The week after graduation, Miller pitched herself to Wingate and became the venue's new media relations coordinator.
For the last seven years, Miller helped enhance media relations, create a musician-friendly environment, manage artist contracts and still continues to evolve in the industry.
In June 2016, The Bridge closed its location in Columbia; in March 2017, The Bridge opened in Jefferson City.
In the new space, Miller said she is most proud of her ability to host benefit shows for organizations like the Central Missouri Foster Care and Adoption Agency, and offer space to nonprofits that need it.
"What motivates me in any capacity is being able to help something greater than what I can do by myself," Miller said. "We can allow people to use our space that would otherwise have to go somewhere and pay for the space."
Q. Who has invested in you and your career?
A. "My parents! I'm adopted, and my two parents are so supportive of everything that I do. I am a flawed human, and they know that. I mess up, and they still encourage me to get back up and keep going. Secondly, I have a strong knit-group of friends who are there for me, don't sugarcoat my mistakes, but are never too harsh on me. They are also my inspiration and keep me going."
Q. What choices have you made to invest in yourself and your own success?
A. "After graduating, I wasn't sure I wanted to be a journalist because the climate of journalism had changed, but I did know that I wanted to continue being an artist. Outside of here, I work for Diggit, where I can continue fostering my graphic design skills. I've chosen a creative path that may not be as financially stable as other directions, but I do really enjoy all the people I meet and get to work with. These experiences have expanded my knowledge and diversity of music, culture and networks of people. So I surround myself with people that inspire me to continue to be artistic. What I've done to continue being successful is to focus on being happy and not the monetary marks in this industry."
Q. Of what professional achievement are you most proud?
A. "Our tag line has always been "Free High Fives," and I'm most proud of being able to create a independent musician brand for the business and seeing it successfully come to fruition. It's not easy because social media is always changing and so what people want and how people want to find out about shows can be a challenge, but it's a very satisfactory feeling when you see your work come to life, knowing you pulled that off.
"I really like that we can use our space for benefit shows to help support nonprofits. I remember when Wes gave me free rein to build a show for the Central Missouri Foster Care and Adoption Association and all the profits made at the door went toward their agency."
Q. What do you see as the biggest issues facing women in the workplace?
A. "I can go into all of the standards: the pay rates, etc., but the biggest thing for me is men performers trying to take advantage of women. They look at my size and automatically assume that I'm not the one in charge. I think systematically people are unfamiliar with young women being in control and working in authoritative manners. It's uncomfortable for a lot of people, but Wes has always reinforced the fact I'm in charge and encourages me to be assertive and stand up for myself. People need to realize that women are extremely strong and capable of doing the same roles as a man."
Q. What drives you most in life and in your career?

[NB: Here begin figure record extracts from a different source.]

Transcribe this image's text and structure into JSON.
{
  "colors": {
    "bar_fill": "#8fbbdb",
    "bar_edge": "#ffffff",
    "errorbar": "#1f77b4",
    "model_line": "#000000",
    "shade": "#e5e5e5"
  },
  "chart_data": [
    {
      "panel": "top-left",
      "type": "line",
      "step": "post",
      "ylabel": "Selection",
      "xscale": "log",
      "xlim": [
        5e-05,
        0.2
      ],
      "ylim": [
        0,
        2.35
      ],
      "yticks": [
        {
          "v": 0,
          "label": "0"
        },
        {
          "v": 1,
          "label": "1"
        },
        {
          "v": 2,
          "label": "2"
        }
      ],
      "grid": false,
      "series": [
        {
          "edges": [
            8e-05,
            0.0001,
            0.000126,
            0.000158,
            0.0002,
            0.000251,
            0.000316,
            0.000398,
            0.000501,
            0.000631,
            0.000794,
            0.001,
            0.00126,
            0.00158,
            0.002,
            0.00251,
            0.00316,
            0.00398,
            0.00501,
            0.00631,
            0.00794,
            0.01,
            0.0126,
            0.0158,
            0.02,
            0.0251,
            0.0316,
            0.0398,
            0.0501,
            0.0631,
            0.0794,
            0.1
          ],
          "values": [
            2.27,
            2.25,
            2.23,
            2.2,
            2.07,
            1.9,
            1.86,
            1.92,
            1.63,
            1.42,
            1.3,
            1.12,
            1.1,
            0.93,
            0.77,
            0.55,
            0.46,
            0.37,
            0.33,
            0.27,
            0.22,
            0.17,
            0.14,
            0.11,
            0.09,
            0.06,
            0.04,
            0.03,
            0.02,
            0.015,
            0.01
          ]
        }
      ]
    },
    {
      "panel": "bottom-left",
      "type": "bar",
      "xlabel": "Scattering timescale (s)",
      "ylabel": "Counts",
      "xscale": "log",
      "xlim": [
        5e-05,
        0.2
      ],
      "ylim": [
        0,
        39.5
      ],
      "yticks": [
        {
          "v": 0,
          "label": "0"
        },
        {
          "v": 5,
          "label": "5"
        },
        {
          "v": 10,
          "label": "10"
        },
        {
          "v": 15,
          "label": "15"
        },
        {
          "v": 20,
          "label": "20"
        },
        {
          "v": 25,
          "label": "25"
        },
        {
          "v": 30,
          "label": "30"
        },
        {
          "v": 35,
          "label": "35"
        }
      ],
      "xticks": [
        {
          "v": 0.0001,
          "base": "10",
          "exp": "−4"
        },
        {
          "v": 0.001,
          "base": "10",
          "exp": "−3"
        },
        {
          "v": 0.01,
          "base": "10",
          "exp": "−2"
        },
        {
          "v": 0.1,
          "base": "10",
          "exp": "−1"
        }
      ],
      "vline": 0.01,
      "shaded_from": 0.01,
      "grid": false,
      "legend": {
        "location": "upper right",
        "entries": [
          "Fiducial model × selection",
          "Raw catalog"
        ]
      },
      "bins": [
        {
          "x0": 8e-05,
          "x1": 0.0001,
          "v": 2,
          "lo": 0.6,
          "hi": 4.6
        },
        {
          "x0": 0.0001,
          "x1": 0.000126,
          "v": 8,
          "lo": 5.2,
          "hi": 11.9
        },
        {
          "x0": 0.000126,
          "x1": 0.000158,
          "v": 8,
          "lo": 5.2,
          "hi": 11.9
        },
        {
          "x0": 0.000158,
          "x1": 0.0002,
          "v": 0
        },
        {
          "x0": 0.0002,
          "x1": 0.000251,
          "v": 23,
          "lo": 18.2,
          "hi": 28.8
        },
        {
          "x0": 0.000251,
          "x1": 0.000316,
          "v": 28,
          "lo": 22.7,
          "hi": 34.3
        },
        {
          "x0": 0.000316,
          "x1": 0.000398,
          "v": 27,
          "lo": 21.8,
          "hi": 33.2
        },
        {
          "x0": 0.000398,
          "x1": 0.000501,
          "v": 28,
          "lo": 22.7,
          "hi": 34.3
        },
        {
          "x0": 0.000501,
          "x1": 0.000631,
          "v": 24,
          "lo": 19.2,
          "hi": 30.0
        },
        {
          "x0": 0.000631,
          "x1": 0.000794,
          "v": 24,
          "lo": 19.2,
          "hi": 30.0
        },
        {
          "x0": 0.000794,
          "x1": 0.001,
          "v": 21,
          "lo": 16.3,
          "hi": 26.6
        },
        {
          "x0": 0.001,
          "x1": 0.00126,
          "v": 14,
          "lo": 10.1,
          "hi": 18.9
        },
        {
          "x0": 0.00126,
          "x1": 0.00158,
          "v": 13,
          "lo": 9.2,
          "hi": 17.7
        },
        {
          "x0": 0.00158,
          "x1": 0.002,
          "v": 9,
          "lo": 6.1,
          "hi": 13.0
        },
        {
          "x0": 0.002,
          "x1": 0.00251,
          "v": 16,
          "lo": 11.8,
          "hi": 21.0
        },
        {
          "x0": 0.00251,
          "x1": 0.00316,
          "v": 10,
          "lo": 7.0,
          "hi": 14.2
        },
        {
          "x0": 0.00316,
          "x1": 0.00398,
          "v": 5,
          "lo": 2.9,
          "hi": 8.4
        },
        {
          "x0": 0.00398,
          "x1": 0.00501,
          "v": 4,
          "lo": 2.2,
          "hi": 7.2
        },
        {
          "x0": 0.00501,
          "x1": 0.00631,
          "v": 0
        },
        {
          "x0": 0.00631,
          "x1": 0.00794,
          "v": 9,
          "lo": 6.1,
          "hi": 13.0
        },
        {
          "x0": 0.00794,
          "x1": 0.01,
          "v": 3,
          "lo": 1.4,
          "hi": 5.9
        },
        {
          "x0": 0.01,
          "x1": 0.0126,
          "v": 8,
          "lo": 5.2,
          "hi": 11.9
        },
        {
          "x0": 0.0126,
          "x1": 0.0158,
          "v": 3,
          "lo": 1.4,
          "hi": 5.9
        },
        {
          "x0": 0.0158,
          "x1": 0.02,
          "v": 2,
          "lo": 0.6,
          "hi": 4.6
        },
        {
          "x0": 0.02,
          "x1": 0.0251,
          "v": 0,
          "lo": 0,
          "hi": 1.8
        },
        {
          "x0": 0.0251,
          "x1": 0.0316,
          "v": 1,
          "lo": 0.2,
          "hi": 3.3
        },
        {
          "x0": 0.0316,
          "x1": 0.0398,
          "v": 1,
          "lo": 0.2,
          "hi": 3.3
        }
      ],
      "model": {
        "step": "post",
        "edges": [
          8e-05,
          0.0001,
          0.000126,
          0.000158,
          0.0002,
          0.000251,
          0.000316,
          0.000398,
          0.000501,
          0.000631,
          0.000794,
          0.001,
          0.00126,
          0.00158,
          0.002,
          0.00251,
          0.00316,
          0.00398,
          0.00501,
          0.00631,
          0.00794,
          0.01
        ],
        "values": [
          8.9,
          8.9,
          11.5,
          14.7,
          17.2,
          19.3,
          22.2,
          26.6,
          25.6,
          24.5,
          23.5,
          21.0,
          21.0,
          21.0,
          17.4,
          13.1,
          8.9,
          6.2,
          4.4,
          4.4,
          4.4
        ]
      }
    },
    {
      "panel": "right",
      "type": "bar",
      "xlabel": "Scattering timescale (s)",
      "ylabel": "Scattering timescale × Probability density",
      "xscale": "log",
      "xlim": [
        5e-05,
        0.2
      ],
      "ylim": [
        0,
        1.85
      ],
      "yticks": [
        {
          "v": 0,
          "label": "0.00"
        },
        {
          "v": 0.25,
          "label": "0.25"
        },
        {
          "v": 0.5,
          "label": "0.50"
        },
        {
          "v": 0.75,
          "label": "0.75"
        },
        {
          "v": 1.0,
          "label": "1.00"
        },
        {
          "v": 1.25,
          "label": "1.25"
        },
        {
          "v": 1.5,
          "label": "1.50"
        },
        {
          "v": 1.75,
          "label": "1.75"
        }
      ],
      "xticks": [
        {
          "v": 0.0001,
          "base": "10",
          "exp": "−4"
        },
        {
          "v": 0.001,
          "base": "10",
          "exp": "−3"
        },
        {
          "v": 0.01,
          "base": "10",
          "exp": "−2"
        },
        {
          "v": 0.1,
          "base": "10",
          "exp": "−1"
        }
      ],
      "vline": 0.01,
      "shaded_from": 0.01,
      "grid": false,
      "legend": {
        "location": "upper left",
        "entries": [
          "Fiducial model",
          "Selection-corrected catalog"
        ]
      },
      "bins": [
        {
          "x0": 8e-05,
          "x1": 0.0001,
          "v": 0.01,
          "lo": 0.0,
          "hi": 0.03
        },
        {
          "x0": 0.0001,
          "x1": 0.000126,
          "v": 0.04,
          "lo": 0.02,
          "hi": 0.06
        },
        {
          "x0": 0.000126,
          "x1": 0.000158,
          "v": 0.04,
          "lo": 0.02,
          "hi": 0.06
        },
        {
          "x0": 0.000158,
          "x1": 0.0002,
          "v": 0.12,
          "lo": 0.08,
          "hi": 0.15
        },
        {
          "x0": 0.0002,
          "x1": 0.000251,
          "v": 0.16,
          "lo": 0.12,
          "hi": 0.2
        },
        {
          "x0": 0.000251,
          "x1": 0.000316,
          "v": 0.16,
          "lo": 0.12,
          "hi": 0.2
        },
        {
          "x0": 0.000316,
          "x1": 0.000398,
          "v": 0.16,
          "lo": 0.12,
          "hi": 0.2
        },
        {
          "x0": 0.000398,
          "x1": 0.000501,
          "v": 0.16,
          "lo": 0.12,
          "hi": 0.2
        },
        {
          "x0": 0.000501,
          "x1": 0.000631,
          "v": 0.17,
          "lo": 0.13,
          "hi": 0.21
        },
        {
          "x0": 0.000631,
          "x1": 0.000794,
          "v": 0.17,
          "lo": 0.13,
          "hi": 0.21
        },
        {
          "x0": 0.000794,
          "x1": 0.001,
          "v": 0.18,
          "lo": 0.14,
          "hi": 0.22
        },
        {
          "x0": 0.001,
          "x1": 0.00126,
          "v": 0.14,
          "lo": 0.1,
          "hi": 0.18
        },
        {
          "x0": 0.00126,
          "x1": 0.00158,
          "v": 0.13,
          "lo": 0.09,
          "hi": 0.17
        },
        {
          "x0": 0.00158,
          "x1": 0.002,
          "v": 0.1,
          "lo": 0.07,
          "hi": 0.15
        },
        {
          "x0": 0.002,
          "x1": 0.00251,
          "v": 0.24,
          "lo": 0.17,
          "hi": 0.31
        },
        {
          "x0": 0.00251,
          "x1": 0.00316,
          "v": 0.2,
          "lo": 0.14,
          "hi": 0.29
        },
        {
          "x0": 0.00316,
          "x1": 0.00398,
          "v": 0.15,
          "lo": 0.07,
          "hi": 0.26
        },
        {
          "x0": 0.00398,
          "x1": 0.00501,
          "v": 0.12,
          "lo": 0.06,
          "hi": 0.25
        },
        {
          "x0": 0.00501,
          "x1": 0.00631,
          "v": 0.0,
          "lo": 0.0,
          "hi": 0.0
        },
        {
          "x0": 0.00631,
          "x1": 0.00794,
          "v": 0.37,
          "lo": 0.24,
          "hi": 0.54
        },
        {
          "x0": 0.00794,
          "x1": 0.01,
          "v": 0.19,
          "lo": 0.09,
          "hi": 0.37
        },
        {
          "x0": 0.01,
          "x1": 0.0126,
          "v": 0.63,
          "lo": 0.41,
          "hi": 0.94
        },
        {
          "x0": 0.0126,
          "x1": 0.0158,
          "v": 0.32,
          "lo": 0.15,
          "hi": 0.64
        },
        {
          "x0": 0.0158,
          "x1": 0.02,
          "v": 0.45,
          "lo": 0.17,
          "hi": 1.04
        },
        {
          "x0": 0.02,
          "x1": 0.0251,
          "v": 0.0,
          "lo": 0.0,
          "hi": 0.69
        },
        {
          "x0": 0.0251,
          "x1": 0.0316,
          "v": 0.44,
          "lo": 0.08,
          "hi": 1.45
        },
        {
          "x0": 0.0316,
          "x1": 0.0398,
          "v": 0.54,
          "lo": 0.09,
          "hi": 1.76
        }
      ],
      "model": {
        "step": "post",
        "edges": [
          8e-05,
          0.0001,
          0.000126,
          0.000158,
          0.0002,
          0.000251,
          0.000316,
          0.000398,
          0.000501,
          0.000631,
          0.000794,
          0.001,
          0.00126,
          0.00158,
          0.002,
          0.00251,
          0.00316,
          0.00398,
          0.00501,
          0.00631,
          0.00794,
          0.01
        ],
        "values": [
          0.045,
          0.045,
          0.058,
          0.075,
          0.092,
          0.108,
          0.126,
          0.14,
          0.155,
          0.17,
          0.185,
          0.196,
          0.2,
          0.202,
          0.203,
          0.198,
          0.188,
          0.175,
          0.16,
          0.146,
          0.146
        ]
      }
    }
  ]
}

A. "Art and music are huge passions of mine! So being able to work in that environment on a daily basis helps foster relationships with developing and independent musicians. Our slogan has always been, 'We're a venue built by musicians for musicians.' So it's fun to watch the process and the overall development of an artist."
Q. What advice would you give to a woman entering the workforce?
A. "The biggest piece of advice I can offer to other women is to learn what you need to learn to be able to move forward in whatever field you choose to do. Be confident and be proactive so that when you take on new challenges you can be assertive with the confidence that you know what you're doing."